Тьма сгущается - Тертлдав Гарри Норман. Страница 88

Из того крыла дворца, что отводилась под генеральный штаб ункерлантского войска, маршал проследовал в центральную часть здания, резиденцию самого конунга.

– Не знаю, захочет ли он вас принять, господин мой маршал, – с сомнением промолвил лакей. – Он никого не принимает.

Ратарь пронзил его взглядом, способным заморозить сердце любого жителя Ункерланта – кроме конунга Свеммеля.

– Ну так пойди узнай! – рявкнул он, сложив могучие руки на широкой груди, словно отказывался сойти с места, покуда не получит ответ.

Лакей опасливо глянул на него и сбежал.

Вернулся он скоро и весьма нечастный – должно быть, получил выволочку и от монарха.

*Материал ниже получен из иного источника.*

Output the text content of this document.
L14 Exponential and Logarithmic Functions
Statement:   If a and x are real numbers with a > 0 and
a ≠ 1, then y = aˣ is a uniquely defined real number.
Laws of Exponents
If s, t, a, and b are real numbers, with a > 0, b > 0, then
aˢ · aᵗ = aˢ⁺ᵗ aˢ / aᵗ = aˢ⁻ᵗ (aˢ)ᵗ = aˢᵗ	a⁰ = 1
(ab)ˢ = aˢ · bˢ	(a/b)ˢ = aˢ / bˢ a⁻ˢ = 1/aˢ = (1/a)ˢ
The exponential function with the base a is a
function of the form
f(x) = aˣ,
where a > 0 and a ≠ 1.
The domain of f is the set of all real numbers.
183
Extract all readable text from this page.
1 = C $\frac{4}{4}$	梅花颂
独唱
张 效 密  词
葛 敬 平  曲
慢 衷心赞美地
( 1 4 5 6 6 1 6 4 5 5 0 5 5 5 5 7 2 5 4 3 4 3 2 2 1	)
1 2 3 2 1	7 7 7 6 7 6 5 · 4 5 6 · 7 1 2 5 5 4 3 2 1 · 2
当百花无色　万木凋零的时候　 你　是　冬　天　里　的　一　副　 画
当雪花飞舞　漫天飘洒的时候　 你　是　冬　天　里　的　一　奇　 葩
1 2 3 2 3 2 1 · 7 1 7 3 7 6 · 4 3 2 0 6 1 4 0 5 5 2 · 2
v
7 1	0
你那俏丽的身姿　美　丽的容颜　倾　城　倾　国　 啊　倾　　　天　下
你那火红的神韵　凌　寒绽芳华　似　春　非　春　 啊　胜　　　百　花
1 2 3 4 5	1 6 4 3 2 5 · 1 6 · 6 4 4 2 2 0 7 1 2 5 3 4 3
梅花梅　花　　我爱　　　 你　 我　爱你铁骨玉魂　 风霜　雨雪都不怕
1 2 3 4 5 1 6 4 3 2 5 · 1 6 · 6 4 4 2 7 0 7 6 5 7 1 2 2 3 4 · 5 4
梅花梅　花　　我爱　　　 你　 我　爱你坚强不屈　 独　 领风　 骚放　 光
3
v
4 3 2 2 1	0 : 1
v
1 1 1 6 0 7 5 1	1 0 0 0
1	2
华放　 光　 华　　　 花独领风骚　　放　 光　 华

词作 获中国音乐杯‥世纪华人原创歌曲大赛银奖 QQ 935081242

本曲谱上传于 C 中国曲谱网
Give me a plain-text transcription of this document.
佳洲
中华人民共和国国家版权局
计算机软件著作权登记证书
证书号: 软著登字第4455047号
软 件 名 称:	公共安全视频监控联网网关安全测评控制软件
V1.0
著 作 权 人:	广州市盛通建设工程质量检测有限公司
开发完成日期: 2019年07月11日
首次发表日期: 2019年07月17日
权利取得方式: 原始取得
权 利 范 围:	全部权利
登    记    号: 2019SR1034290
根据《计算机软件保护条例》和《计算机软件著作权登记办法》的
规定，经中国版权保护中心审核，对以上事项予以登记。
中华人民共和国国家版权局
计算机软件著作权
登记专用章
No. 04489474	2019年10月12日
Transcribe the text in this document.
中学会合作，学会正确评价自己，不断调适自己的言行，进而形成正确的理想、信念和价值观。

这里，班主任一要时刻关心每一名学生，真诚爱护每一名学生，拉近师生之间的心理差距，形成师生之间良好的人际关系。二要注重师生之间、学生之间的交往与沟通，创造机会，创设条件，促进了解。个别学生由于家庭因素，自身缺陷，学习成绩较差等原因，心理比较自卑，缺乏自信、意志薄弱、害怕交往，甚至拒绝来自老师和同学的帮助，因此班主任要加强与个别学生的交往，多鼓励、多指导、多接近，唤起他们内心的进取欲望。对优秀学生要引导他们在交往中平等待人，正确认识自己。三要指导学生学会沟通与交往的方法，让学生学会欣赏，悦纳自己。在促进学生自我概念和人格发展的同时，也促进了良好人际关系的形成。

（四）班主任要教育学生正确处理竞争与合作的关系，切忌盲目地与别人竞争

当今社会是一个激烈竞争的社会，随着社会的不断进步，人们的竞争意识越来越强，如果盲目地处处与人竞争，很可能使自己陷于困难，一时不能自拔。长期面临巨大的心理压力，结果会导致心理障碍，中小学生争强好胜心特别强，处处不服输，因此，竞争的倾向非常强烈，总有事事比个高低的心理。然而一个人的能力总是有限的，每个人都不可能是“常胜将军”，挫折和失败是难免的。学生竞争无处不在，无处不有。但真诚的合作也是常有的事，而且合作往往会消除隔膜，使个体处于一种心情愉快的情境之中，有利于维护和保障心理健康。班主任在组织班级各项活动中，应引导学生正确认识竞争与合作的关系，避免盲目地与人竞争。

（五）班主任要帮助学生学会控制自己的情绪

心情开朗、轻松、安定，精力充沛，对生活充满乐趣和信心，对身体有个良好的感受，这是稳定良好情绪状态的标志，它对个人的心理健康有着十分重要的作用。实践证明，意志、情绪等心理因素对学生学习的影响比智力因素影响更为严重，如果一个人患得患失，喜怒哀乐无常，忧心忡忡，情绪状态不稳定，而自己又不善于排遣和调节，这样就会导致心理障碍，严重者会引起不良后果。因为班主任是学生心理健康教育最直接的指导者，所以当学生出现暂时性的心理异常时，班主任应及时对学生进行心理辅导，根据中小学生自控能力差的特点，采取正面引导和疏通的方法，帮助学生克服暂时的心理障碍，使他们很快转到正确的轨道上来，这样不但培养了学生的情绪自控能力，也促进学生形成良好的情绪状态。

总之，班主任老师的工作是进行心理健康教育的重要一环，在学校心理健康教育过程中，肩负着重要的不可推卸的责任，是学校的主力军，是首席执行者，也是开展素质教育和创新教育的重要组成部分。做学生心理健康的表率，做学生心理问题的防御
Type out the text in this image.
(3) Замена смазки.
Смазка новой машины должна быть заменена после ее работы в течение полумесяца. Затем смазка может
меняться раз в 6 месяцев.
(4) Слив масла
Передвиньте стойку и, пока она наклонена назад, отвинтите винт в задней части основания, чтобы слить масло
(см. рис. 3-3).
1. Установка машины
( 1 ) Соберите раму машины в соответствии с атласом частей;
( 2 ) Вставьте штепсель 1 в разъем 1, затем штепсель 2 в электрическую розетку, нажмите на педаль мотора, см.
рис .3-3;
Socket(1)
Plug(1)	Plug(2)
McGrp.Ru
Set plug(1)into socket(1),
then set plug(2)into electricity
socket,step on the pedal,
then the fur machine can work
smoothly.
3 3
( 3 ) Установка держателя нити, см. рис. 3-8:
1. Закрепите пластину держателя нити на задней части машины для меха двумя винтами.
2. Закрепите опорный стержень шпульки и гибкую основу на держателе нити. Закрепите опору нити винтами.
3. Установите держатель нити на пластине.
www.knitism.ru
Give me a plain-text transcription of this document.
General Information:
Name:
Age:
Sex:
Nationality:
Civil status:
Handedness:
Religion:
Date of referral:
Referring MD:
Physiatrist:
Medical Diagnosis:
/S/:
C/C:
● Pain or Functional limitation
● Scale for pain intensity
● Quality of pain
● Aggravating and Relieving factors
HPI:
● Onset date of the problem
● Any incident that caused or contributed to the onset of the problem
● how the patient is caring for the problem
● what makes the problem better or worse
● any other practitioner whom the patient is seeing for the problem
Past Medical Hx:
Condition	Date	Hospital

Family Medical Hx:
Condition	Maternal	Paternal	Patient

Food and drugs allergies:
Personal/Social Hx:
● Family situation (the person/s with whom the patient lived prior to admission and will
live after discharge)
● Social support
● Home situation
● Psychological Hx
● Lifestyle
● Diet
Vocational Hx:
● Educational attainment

– Его величество примет вас в палате для аудиенций через четверть часа.

Ратарь слегка наклонил массивную голову. Оскорбленные чувства слуги его не трогали. Получить аудиенцуию у конунга Свеммеля было куда важнее.

В преддверии палаты для аудиенций маршал, как всегда, сдал меч и выдержал тщательный обыск. Потом перетерпел положенные по протоколу поклоны и приветствия, и наконец Свеммель соизволил допустить маршала в свое присутствие.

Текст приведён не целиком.